Fibulin protein expression in amnion from para-cervical weak zone and other FM areas: Panels indicate Fibulin 1–5 protein expression, as assessed by western blot analysis, of amnion from FM fragments from the para-cervical weak zone and other FM areas from three representative patients. Actin expression is shown for comparison of protein loading. Rupture force in Newtons (N) for each fragment is indicated along the bottom.

Figure 3

Comparison of rupture force and fibulin protein expression in para-cervical weak zone and other FM areas: Rupture force in Newtons (A, C, E) for intact FM fragments, and fibulin 1, 3 and 5 protein expression (B, D, F) in the amnion component from these intact fragments, as assessed by western blot analysis, are shown. Note that the number of samples in each group appears above each bar [n] and differences between fragments from the para-cervical weak zone and other FM areas for rupture force, as well as fibulin expression, for each group is statistically significant (* P<0.01).

Figure 4

Fibulin expression is down-regulated by TNF in cultured amnion cells: TNF treatment (0–50ng/ml) of cultured amnion epithelial (left panel) or amnion mesenchymal cells (right panel) for 24h induced a dose dependent decrease in fibulin 1, 3 and 5 expression in both cell types.
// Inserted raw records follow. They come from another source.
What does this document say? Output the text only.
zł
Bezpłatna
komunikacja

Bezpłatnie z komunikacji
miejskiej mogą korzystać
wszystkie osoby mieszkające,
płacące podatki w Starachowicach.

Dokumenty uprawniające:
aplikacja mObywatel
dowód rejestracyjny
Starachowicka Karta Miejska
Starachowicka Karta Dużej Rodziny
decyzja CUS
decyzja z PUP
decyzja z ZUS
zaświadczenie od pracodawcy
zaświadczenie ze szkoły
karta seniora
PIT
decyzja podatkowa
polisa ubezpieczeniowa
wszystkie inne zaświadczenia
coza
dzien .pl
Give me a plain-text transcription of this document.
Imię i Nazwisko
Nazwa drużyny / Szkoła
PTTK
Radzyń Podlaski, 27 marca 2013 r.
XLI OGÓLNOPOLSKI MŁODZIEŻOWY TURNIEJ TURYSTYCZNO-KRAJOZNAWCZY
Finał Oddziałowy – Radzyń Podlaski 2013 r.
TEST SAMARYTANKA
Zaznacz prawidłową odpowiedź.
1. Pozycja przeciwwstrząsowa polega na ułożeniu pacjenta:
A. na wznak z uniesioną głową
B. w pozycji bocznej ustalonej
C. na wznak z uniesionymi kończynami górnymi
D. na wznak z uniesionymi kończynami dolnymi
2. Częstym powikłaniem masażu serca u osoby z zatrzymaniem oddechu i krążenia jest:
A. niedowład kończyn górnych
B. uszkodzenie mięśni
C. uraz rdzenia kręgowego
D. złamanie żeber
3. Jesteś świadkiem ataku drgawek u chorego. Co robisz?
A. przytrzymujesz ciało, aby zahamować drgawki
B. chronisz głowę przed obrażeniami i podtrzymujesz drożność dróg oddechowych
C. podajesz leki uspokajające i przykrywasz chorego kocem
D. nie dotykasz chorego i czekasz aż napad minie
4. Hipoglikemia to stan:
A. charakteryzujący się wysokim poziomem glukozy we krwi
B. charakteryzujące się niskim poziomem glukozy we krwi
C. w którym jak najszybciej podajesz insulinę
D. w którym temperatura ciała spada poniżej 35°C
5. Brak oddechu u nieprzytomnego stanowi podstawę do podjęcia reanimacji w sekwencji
Dose dependent induction of MMP9 and MMP2 by TNF in amnion epithelial and mesenchymal cells, respectively, is shown for comparison. A representative western blot from one experiment(4a). Molecular weight markers in KD are indicated on the right. Graphical representation of compiled data (relative optical density: Mean+/−SD) obtained from four scanned western blots (as above) for experiments using amnion cells prepared from four separate FM(4b). TNF dose is indicated along the horizontal axis and relative optical density is shown on the vertical axis. Data is considered significant (*) at P<0.05 (N=4).

Figure 4

Fibulin expression is down-regulated by TNF in cultured amnion cells: TNF treatment (0–50ng/ml) of cultured amnion epithelial (left panel) or amnion mesenchymal cells (right panel) for 24h induced a dose dependent decrease in fibulin 1, 3 and 5 expression in both cell types. Dose dependent induction of MMP9 and MMP2 by TNF in amnion epithelial and mesenchymal cells, respectively, is shown for comparison. A representative western blot from one experiment(4a). Molecular weight markers in KD are indicated on the right. Graphical representation of compiled data (relative optical density: Mean+/−SD) obtained from four scanned western blots (as above) for experiments using amnion cells prepared from four separate FM(4b). TNF dose is indicated along the horizontal axis and relative optical density is shown on the vertical axis. Data is considered significant (*) at P<0.05 (N=4).